Any declaration of faith that does not result in a changed life and good works, is not genuine, living faith.

It feels like an overstatement, does it not? It feels like it could not be true. What is a changed life, we might ask (in fear and trembling)? How many good works? What good works? What if I have lapsed into my old way of life? What if I am colossally selfish for a while? Will I then not be saved? If I really believe what I say, but I am very bad at living it out (I have reasons), does that mean that my experience of belief is illusory?

Who is the judge of what a changed life looks like? Who is the arbiter of the goodness of good deeds? What about people whose lives have changed for the better for other reasons? Who do good deeds for other reasons—they have had a nonChristian spiritual experience? Or emotional reckoning? What if their changed life and good deeds is “better” than mine?

I am probably missing some of the categories of resistance to this verse, those are just what come to my own mind. The bottom line is that this section of James’ letter has stirred up quite the controversy among theologians. For centuries! So, we tread carefully.

James was using both a rhetorical device and microscope.

His rhetorical device was quite common in his day: state an impossible nth degree to vividly depict the point. Hyperbole. Other Christian Testament writers also used rhetoric (notably Apostle Paul) in making their truth statements. James was holding up the mirror of God’s righteousness and holiness in exhorting his readers. You say you have put your faith in Christ, James was saying, which means you have the Spirit of Christ. Do you act that way? Do you look that way? If you do not, why not?

πίστις

Which leads to James’ microscope—the same microscope all the other Christian Testament writers used—to see what faith is. And here is where understanding Greek becomes essential.

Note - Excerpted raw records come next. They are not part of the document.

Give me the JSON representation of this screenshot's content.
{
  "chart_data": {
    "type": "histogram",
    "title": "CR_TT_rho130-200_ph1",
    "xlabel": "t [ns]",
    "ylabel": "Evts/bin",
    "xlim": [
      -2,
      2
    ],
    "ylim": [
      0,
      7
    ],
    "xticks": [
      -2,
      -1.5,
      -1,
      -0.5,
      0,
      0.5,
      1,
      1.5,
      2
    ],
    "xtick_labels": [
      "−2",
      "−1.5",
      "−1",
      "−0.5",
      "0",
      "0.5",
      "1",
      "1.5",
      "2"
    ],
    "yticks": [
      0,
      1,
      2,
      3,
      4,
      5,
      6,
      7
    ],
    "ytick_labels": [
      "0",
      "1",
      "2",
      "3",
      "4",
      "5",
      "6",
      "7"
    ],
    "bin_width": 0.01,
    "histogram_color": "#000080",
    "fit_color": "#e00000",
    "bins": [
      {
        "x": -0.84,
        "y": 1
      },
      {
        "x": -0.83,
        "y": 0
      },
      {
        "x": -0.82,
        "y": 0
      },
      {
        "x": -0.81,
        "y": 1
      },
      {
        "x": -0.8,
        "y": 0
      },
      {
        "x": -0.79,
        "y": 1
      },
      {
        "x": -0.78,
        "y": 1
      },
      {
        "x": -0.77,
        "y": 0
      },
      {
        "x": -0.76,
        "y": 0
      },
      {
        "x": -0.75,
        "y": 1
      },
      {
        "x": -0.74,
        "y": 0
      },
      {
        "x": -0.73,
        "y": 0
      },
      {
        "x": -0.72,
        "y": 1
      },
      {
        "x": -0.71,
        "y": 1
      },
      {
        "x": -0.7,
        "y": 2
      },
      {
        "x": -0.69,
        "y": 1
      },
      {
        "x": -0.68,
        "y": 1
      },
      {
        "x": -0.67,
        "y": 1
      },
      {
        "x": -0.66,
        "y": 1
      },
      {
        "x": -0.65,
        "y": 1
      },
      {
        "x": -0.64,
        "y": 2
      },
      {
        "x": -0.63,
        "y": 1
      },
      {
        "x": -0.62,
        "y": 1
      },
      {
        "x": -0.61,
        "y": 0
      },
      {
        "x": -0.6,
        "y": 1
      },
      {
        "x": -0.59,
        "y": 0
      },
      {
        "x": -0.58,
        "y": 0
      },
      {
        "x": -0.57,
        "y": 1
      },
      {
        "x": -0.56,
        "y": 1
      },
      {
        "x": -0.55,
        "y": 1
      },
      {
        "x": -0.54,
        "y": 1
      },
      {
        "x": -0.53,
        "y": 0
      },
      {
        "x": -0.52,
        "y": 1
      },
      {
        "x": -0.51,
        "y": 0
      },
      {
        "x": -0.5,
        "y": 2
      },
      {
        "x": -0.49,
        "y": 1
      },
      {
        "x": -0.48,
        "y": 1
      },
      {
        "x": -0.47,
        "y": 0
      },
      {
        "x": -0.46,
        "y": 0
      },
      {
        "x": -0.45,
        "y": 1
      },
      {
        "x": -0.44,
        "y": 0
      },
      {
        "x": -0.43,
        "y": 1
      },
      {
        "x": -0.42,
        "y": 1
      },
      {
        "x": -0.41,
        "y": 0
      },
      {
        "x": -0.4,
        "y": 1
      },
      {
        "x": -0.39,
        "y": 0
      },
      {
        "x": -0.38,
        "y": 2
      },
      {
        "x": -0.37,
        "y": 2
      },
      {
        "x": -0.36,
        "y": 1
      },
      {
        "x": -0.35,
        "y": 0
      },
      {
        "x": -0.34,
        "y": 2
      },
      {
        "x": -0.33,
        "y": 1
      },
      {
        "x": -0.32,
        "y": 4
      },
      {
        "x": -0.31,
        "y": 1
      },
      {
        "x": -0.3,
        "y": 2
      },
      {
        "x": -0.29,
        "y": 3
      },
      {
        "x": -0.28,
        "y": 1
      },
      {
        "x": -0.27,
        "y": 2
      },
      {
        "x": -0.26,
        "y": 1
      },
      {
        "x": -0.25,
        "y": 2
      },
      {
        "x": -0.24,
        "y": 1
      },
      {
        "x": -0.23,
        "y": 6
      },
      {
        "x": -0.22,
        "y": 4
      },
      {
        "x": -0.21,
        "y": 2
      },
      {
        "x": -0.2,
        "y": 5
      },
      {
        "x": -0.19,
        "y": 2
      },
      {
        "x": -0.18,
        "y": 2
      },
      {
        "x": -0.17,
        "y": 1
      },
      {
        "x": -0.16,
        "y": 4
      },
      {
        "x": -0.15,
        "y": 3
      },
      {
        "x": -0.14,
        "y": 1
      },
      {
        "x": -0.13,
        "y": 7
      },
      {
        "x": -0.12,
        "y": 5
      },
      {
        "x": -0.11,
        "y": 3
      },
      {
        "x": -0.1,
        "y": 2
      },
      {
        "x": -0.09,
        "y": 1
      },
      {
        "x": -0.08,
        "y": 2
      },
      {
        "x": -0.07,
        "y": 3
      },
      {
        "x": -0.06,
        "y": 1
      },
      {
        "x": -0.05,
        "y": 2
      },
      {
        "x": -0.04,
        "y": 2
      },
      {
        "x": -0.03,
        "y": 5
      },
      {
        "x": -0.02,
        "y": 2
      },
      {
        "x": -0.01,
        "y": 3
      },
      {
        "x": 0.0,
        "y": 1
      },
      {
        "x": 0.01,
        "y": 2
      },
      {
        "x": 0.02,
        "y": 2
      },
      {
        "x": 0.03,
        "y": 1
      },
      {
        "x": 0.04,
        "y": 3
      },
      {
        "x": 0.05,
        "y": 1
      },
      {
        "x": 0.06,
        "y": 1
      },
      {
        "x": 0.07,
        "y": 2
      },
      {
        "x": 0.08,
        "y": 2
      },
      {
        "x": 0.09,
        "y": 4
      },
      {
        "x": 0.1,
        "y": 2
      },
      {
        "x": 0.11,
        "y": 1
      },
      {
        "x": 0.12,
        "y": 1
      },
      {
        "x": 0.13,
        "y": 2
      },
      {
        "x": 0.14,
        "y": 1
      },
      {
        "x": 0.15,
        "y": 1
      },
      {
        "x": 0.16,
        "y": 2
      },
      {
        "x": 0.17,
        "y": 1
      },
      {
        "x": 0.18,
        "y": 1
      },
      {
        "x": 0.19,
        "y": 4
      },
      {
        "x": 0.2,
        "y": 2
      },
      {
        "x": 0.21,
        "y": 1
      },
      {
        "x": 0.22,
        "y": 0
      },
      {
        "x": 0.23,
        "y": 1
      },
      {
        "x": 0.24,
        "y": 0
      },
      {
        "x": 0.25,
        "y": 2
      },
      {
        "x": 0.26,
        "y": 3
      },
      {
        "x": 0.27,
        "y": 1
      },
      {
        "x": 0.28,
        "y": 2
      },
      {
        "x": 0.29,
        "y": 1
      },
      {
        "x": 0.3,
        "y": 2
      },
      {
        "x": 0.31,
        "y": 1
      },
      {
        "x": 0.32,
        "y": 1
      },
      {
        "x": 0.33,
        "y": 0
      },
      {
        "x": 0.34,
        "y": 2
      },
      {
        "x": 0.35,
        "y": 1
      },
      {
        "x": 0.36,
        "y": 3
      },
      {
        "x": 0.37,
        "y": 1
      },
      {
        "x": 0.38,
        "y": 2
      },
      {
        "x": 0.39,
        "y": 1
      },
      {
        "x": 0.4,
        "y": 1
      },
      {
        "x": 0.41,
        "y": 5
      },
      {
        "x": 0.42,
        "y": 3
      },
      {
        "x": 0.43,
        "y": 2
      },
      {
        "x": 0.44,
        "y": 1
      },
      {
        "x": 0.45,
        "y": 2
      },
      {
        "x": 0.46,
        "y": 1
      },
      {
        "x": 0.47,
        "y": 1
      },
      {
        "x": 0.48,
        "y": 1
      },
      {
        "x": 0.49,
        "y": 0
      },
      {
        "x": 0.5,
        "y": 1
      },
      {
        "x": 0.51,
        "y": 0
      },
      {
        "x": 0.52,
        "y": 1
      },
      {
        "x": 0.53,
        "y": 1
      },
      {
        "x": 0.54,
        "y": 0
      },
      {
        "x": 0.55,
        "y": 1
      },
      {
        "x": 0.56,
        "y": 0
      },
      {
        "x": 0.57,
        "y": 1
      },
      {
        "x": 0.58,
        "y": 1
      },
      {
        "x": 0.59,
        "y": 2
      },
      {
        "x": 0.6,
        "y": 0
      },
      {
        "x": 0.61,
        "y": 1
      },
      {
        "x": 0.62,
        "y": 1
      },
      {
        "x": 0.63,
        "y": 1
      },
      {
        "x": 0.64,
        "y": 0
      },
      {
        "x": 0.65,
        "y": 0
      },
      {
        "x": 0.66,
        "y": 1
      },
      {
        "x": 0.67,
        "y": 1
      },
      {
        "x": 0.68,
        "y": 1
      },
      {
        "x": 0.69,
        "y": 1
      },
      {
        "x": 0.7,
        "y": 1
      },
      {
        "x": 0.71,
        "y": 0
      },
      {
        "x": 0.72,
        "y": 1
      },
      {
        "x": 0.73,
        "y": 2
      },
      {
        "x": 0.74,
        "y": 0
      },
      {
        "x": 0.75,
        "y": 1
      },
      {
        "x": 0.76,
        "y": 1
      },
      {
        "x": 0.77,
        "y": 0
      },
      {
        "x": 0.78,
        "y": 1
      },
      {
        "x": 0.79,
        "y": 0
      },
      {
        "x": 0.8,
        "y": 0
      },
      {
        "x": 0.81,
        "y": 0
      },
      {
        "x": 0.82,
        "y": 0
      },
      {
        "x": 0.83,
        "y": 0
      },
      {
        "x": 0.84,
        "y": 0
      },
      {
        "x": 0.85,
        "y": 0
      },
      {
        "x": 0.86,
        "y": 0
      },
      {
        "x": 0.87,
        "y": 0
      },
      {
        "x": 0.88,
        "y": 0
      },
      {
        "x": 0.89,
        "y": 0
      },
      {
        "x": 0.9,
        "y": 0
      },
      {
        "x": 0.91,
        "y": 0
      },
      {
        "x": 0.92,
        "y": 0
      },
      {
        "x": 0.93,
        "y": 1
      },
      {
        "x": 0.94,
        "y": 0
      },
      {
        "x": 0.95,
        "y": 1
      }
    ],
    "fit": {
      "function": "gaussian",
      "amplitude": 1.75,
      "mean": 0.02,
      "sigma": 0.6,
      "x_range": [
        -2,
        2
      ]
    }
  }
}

I turned for help to Nijay K. Gupta’s seminal work, Paul and the Language of Faith.

His Greek scholarship, sensitive reading of the New Testament, and groundbreaking insights into the language and nuance of the word πίστις | belief/faith have been key in understanding the book of James.

I learned from Dr. Gupta that the Greek word πίστις | belief/faith is polyvalent, which means, having many different functions, forms, or facets. It does not simply mean intellectual assent, or even emotional investment. It includes those things, it includes the action of the will, but it also includes trust, endurance, loyalty, and obedience as its meanings.

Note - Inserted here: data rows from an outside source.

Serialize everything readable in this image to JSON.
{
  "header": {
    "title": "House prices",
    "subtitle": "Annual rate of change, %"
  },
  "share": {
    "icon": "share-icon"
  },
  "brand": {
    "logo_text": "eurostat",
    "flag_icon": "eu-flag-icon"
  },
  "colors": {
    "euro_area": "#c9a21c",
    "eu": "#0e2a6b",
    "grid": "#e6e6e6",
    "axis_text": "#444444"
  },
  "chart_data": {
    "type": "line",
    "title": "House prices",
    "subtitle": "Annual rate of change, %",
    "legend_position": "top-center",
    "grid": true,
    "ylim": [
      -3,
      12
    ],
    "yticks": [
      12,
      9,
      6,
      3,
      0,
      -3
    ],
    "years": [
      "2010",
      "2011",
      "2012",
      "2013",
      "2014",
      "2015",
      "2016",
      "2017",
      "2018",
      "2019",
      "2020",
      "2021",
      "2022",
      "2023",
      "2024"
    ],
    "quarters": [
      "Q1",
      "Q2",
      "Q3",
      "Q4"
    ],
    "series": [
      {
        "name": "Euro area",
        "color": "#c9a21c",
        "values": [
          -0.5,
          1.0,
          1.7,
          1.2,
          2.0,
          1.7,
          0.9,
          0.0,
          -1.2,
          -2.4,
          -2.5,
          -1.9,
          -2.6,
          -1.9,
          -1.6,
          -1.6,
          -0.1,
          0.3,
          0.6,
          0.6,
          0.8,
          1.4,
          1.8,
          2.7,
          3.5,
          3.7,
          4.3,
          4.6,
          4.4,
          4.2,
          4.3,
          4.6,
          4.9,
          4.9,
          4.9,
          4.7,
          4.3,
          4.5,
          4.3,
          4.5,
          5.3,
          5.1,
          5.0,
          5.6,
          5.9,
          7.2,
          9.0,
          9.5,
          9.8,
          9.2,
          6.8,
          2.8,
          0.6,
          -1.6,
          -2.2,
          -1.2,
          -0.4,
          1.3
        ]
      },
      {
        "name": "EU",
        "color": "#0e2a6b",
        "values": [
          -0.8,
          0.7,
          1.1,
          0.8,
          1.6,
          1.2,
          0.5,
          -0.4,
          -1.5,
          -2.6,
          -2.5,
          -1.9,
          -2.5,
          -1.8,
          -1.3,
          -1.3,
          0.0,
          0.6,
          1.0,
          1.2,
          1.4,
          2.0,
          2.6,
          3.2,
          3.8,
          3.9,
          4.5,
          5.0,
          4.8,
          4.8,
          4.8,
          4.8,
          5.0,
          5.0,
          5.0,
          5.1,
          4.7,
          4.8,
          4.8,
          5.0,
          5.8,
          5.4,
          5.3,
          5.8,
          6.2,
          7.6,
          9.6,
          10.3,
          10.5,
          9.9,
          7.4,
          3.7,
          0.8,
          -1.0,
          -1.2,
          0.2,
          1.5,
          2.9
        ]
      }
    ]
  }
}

Now, it would be arguably cumbersome to include all those words every time πιστις | belief/faith shows up in the Bible, or even (let us say, since the Hebrew scriptures were written in Hebrew and Aramaic, and therefore have other nuances to their words) only the Christian Testament, which was written in Greek.

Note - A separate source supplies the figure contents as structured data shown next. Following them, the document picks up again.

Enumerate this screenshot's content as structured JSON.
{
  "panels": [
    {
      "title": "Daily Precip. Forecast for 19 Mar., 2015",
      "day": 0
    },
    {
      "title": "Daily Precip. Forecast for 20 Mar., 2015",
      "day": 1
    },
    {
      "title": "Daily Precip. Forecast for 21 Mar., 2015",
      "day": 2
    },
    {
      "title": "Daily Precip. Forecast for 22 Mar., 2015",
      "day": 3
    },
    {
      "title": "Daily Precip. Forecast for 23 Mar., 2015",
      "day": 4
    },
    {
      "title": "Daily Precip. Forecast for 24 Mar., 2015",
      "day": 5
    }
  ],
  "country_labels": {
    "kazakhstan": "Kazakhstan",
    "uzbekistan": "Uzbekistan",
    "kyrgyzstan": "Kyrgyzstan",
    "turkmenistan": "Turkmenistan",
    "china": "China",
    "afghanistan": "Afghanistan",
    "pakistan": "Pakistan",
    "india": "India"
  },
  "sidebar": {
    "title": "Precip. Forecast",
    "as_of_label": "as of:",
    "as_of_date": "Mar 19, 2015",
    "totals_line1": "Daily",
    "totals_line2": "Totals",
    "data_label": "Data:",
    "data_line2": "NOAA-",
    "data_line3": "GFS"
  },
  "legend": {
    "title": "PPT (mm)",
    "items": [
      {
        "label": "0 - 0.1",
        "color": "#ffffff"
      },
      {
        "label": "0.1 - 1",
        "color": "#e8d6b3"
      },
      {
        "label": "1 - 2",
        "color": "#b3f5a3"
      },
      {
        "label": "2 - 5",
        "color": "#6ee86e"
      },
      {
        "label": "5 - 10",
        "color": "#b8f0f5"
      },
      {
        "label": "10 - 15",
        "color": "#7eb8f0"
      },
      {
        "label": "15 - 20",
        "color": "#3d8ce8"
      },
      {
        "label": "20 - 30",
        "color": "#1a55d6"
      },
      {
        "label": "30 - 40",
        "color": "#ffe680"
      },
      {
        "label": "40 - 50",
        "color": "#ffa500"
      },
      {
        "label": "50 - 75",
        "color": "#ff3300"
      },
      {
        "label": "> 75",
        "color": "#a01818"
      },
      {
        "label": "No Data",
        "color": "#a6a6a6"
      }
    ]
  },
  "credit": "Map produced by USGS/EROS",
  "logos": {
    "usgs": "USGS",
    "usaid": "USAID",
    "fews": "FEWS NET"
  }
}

But, in order to understand everything the writers of scripture were meaning, we almost would have to.

One of the scholars Dr. Gupta quoted, early in his book, was Luke Timothy Johnson, who explained, “πιστις involves a ‘response of the whole person.’”[1]

Once we perceive the true meaning of what the Christian Testament writers intended by this polyvalent word for belief and faith, we understand the point James sought to make.

Just as breathing is a sign of life, so a changed life that includes good works is a sign of faith in Christ.

Look back, now, to those favorite passages that include the word translated as some form of belief or faith, and see how understanding that passage is transformed with this new understanding.

Because to you was granted the thing for Christ’s sake— not only the believing in Him, but also the suffering for His sake,

Apostle Paul, Philippians 1:29 (DLNT)

Everyone believing that Jesus is the Christ has been born from God

Apostle John, 1 John 5:1 (DLNT)

the believers through Him in God—the One having raised Him from the dead and having given Him glory—so that your faith and hope are in God.

Having purified your souls in obedience of the truth for a sincere brotherly-love—love one another fervently from a pure heart,

Apostle Peter, 1 Peter 21-22 (DLNT)

But someone will say “You have faith, and I have works”. Show me your faith without the works, and I will show you the faith by my works.

Apostle James, James 2:18 (DLNT)

[1] Nijay K. Gupta, Paul and the Language of Faith (Grand Rapids: William B. Eerdmans Publishing Company, 2020), 3.